Она и танцует, она и поет! Посылает воздушные поцелуи с изяществом феи. До чего прелестна эта сиротка! Ее манерам позавидуют многие ребятишки из тех, что растут под крылом любящей матери».

— Верно я говорю, господин Изидор?

Тот, к кому она обратилась, с великим тщанием брился неподалеку и от неожиданности порезал щеку. Паяц, как известно, был чувствительнее кошки и, кажется, начал дрожать, едва появившись на свет. Его пугало абсолютно все. Анри говорил о нем: «Даже тени своей боится!» И в словах этих заключалась истина. Не случайно он вздрогнул от испуга при звуках знакомого и, можно сказать, родного голоса. Выругавшись про себя, он ответил вопросом на вопрос, не теряя добродушия и с изрядной толикой здравого смысла:

— Может, вы что-нибудь добавите, мадам Роза?

— С какой стати? — насупилась мамаша Туту.
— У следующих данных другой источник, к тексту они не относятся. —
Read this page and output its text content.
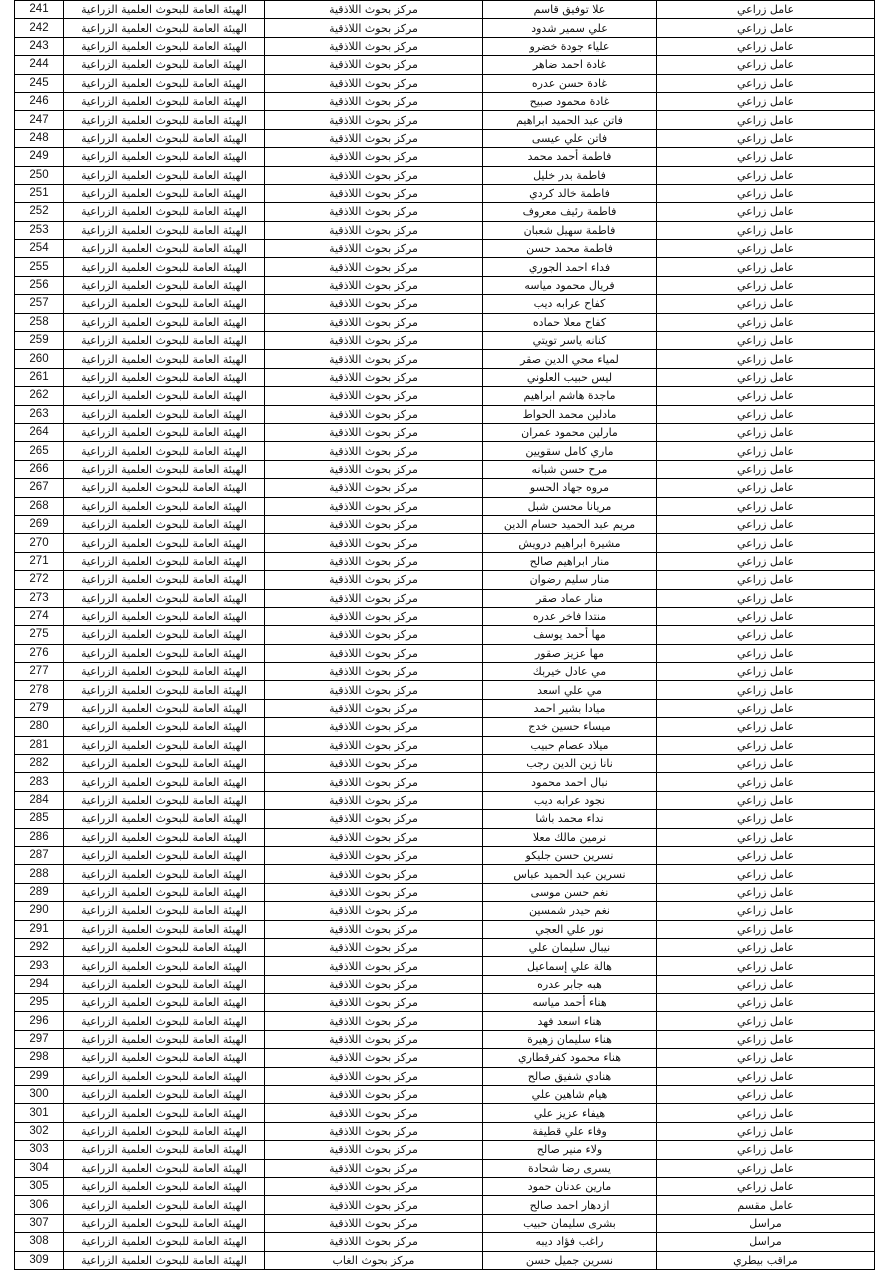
241	الهيئة العامة للبحوث العلمية الزراعية	مركز بحوث اللاذقية	علا توفيق قاسم	عامل زراعي
242	الهيئة العامة للبحوث العلمية الزراعية	مركز بحوث اللاذقية	علي سمير شدود	عامل زراعي
243	الهيئة العامة للبحوث العلمية الزراعية	مركز بحوث اللاذقية	علياء جودة خضرو	عامل زراعي
244	الهيئة العامة للبحوث العلمية الزراعية	مركز بحوث اللاذقية	غادة احمد ضاهر	عامل زراعي
245	الهيئة العامة للبحوث العلمية الزراعية	مركز بحوث اللاذقية	غادة حسن عدره	عامل زراعي
246	الهيئة العامة للبحوث العلمية الزراعية	مركز بحوث اللاذقية	غادة محمود صبيح	عامل زراعي
247	الهيئة العامة للبحوث العلمية الزراعية	مركز بحوث اللاذقية	فاتن عبد الحميد ابراهيم	عامل زراعي
248	الهيئة العامة للبحوث العلمية الزراعية	مركز بحوث اللاذقية	فاتن علي عيسى	عامل زراعي
249	الهيئة العامة للبحوث العلمية الزراعية	مركز بحوث اللاذقية	فاطمة أحمد محمد	عامل زراعي
250	الهيئة العامة للبحوث العلمية الزراعية	مركز بحوث اللاذقية	فاطمة بدر خليل	عامل زراعي
251	الهيئة العامة للبحوث العلمية الزراعية	مركز بحوث اللاذقية	فاطمة خالد كردي	عامل زراعي
252	الهيئة العامة للبحوث العلمية الزراعية	مركز بحوث اللاذقية	فاطمة رئيف معروف	عامل زراعي
253	الهيئة العامة للبحوث العلمية الزراعية	مركز بحوث اللاذقية	فاطمة سهيل شعبان	عامل زراعي
254	الهيئة العامة للبحوث العلمية الزراعية	مركز بحوث اللاذقية	فاطمة محمد حسن	عامل زراعي
255	الهيئة العامة للبحوث العلمية الزراعية	مركز بحوث اللاذقية	فداء احمد الجوري	عامل زراعي
256	الهيئة العامة للبحوث العلمية الزراعية	مركز بحوث اللاذقية	فريال محمود مياسه	عامل زراعي
257	الهيئة العامة للبحوث العلمية الزراعية	مركز بحوث اللاذقية	كفاح عرابه ديب	عامل زراعي
258	الهيئة العامة للبحوث العلمية الزراعية	مركز بحوث اللاذقية	كفاح معلا حماده	عامل زراعي
259	الهيئة العامة للبحوث العلمية الزراعية	مركز بحوث اللاذقية	كنانه ياسر تويتي	عامل زراعي
260	الهيئة العامة للبحوث العلمية الزراعية	مركز بحوث اللاذقية	لمياء محي الدين صقر	عامل زراعي
261	الهيئة العامة للبحوث العلمية الزراعية	مركز بحوث اللاذقية	ليس حبيب العلوني	عامل زراعي
262	الهيئة العامة للبحوث العلمية الزراعية	مركز بحوث اللاذقية	ماجدة هاشم ابراهيم	عامل زراعي
263	الهيئة العامة للبحوث العلمية الزراعية	مركز بحوث اللاذقية	مادلين محمد الحواط	عامل زراعي
264	الهيئة العامة للبحوث العلمية الزراعية	مركز بحوث اللاذقية	مارلين محمود عمران	عامل زراعي
265	الهيئة العامة للبحوث العلمية الزراعية	مركز بحوث اللاذقية	ماري كامل سقويين	عامل زراعي
266	الهيئة العامة للبحوث العلمية الزراعية	مركز بحوث اللاذقية	مرح حسن شبانه	عامل زراعي
267	الهيئة العامة للبحوث العلمية الزراعية	مركز بحوث اللاذقية	مروه جهاد الحسو	عامل زراعي
268	الهيئة العامة للبحوث العلمية الزراعية	مركز بحوث اللاذقية	مريانا محسن شبل	عامل زراعي
269	الهيئة العامة للبحوث العلمية الزراعية	مركز بحوث اللاذقية	مريم عبد الحميد حسام الدين	عامل زراعي
270	الهيئة العامة للبحوث العلمية الزراعية	مركز بحوث اللاذقية	مشيرة ابراهيم درويش	عامل زراعي
271	الهيئة العامة للبحوث العلمية الزراعية	مركز بحوث اللاذقية	منار ابراهيم صالح	عامل زراعي
272	الهيئة العامة للبحوث العلمية الزراعية	مركز بحوث اللاذقية	منار سليم رضوان	عامل زراعي
273	الهيئة العامة للبحوث العلمية الزراعية	مركز بحوث اللاذقية	منار عماد صقر	عامل زراعي
274	الهيئة العامة للبحوث العلمية الزراعية	مركز بحوث اللاذقية	منتدا فاخر عدره	عامل زراعي
275	الهيئة العامة للبحوث العلمية الزراعية	مركز بحوث اللاذقية	مها أحمد يوسف	عامل زراعي
276	الهيئة العامة للبحوث العلمية الزراعية	مركز بحوث اللاذقية	مها عزيز صقور	عامل زراعي
277	الهيئة العامة للبحوث العلمية الزراعية	مركز بحوث اللاذقية	مي عادل خيربك	عامل زراعي
278	الهيئة العامة للبحوث العلمية الزراعية	مركز بحوث اللاذقية	مي علي اسعد	عامل زراعي
279	الهيئة العامة للبحوث العلمية الزراعية	مركز بحوث اللاذقية	ميادا بشير احمد	عامل زراعي
280	الهيئة العامة للبحوث العلمية الزراعية	مركز بحوث اللاذقية	ميساء حسين خدج	عامل زراعي
281	الهيئة العامة للبحوث العلمية الزراعية	مركز بحوث اللاذقية	ميلاد عصام حبيب	عامل زراعي
282	الهيئة العامة للبحوث العلمية الزراعية	مركز بحوث اللاذقية	نانا زين الدين رجب	عامل زراعي
283	الهيئة العامة للبحوث العلمية الزراعية	مركز بحوث اللاذقية	نبال احمد محمود	عامل زراعي
284	الهيئة العامة للبحوث العلمية الزراعية	مركز بحوث اللاذقية	نجود عرابه ديب	عامل زراعي
285	الهيئة العامة للبحوث العلمية الزراعية	مركز بحوث اللاذقية	نداء محمد باشا	عامل زراعي
286	الهيئة العامة للبحوث العلمية الزراعية	مركز بحوث اللاذقية	نرمين مالك معلا	عامل زراعي
287	الهيئة العامة للبحوث العلمية الزراعية	مركز بحوث اللاذقية	نسرين حسن جليكو	عامل زراعي
288	الهيئة العامة للبحوث العلمية الزراعية	مركز بحوث اللاذقية	نسرين عبد الحميد عباس	عامل زراعي
289	الهيئة العامة للبحوث العلمية الزراعية	مركز بحوث اللاذقية	نغم حسن موسى	عامل زراعي
290	الهيئة العامة للبحوث العلمية الزراعية	مركز بحوث اللاذقية	نغم حيدر شمسين	عامل زراعي
291	الهيئة العامة للبحوث العلمية الزراعية	مركز بحوث اللاذقية	نور علي العجي	عامل زراعي
292	الهيئة العامة للبحوث العلمية الزراعية	مركز بحوث اللاذقية	نيبال سليمان علي	عامل زراعي
293	الهيئة العامة للبحوث العلمية الزراعية	مركز بحوث اللاذقية	هالة علي إسماعيل	عامل زراعي
294	الهيئة العامة للبحوث العلمية الزراعية	مركز بحوث اللاذقية	هبه جابر عدره	عامل زراعي
295	الهيئة العامة للبحوث العلمية الزراعية	مركز بحوث اللاذقية	هناء أحمد مياسه	عامل زراعي
296	الهيئة العامة للبحوث العلمية الزراعية	مركز بحوث اللاذقية	هناء اسعد فهد	عامل زراعي
297	الهيئة العامة للبحوث العلمية الزراعية	مركز بحوث اللاذقية	هناء سليمان زهيرة	عامل زراعي
298	الهيئة العامة للبحوث العلمية الزراعية	مركز بحوث اللاذقية	هناء محمود كفرقطاري	عامل زراعي
299	الهيئة العامة للبحوث العلمية الزراعية	مركز بحوث اللاذقية	هنادي شفيق صالح	عامل زراعي
300	الهيئة العامة للبحوث العلمية الزراعية	مركز بحوث اللاذقية	هيام شاهين علي	عامل زراعي
301	الهيئة العامة للبحوث العلمية الزراعية	مركز بحوث اللاذقية	هيفاء عزيز علي	عامل زراعي
302	الهيئة العامة للبحوث العلمية الزراعية	مركز بحوث اللاذقية	وفاء علي قطيفة	عامل زراعي
303	الهيئة العامة للبحوث العلمية الزراعية	مركز بحوث اللاذقية	ولاء منير صالح	عامل زراعي
304	الهيئة العامة للبحوث العلمية الزراعية	مركز بحوث اللاذقية	يسرى رضا شحادة	عامل زراعي
305	الهيئة العامة للبحوث العلمية الزراعية	مركز بحوث اللاذقية	مارين عدنان حمود	عامل زراعي
306	الهيئة العامة للبحوث العلمية الزراعية	مركز بحوث اللاذقية	ازدهار احمد صالح	عامل مقسم
307	الهيئة العامة للبحوث العلمية الزراعية	مركز بحوث اللاذقية	بشرى سليمان حبيب	مراسل
308	الهيئة العامة للبحوث العلمية الزراعية	مركز بحوث اللاذقية	راغب فؤاد ديبه	مراسل
309	الهيئة العامة للبحوث العلمية الزراعية	مركز بحوث الغاب	نسرين جميل حسن	مراقب بيطري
— Гм! — скорчил гримасу неподражаемый мим. — Должен признаться, ваш вопрос повис в воздухе…

Повелительница собачек глядела на него озадаченно, но наконец, осознав свою оплошность, расхохоталась.

— Ваша правда! Я говорила сама с собой, и вы не знаете, о чем я думала. Но ответьте же мне, дражайший Плуф, согласны ли вы, что наши дела идут превосходно с тех пор, как у нас появилась милая Армель?

Плуф покачал головой. Смачивая слюной царапину, он протянул своим гнусавым голосом:

— Превосходно, да! На мой взгляд, даже слишком хорошо!

— Что вы такое говорите! — возмущенно пробасила Роза Текла.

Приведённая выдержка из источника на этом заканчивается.